Dans cette nature, s’opère la reconnaissance d’une dépendance de toutes les parts du règne du vivant: végétal, minéral, animal, humain. Nous sommes tous reliés. En prenant soin de nous, on prend soin du tout. Les indiens sioux disent « Mitakuye oyasin » – Tout ce que nous faisons, disons, a un impact sur le monde. En permaculture, le travail de la terre devient un projet d’abondance pour toutes ces parts du vivant. Chaque être vivant joue un rôle complémentaire : Le rôle des arbres – filtrer l’eau dans le sol, héberger des oiseaux, créer de l’humus, faire de l’ombre. Le rôle des animaux – tondre low tech, fumier pour le potager, compagnon de travail du sol. Le rôle de la mare – drainer les cultures, recueillir l’eau, accueillir la diversité.
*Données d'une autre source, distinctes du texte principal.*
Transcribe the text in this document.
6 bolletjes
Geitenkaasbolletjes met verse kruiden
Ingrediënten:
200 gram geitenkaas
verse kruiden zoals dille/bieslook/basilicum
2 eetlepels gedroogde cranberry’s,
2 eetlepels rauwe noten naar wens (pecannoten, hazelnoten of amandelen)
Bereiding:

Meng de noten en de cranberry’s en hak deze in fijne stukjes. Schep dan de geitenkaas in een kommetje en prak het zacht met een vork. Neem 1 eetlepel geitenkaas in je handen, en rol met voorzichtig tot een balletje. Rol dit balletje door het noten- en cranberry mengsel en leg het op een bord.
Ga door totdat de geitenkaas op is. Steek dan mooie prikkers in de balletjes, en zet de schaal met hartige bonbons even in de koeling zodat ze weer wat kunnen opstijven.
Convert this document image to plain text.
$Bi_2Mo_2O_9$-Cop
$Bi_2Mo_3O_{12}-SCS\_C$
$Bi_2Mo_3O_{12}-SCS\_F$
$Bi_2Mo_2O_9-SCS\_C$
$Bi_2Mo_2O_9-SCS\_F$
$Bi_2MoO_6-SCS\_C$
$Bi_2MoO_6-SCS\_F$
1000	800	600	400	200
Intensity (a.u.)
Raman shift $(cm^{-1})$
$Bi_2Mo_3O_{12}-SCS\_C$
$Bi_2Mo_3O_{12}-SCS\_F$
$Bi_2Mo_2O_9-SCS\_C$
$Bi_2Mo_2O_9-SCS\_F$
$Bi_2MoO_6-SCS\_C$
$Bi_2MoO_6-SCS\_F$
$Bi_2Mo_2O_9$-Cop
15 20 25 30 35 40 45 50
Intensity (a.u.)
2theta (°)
La nature, modèle de résilience
Se relier à la nature, devient un projet de société. Celui de s’inscrire dans un territoire, dans un site, qu’il faut apprendre à connaître, et à valoriser. Cela implique de s’entourer pour la conception du projet, d’écouter les sagesses et l’expérience des anciens. De travailler avec les autres, de s’inspirer, pour créer une nouvelle abondance. De contourner les difficultés du terrain, pour trouver des solutions naturelles. Janine Benyus, en 1997, invente le concept de biomimétisme. Elle nous rappelle que contrairement à l’image que nous nous faisons de la « loi de la jungle », la nature ne pratique la compétition que dans 10% des rapports entre organismes : Les 90% restant sont fondés sur la coexistence, le mutualisme, le commensalisme, le parasitisme, et la symbiose. La coopération, la gouvernance partagée, l’intelligence participative deviennent les modèles humains de cette complémentarité.
Sources d’inspiration : Odile Chabrillac, âme de sorcière, ou la magie du féminin – Shirin yoku, l’art et la science du bain de forêt, Dr Qing Li – Sacha Geguan, penser son projet en permaculture.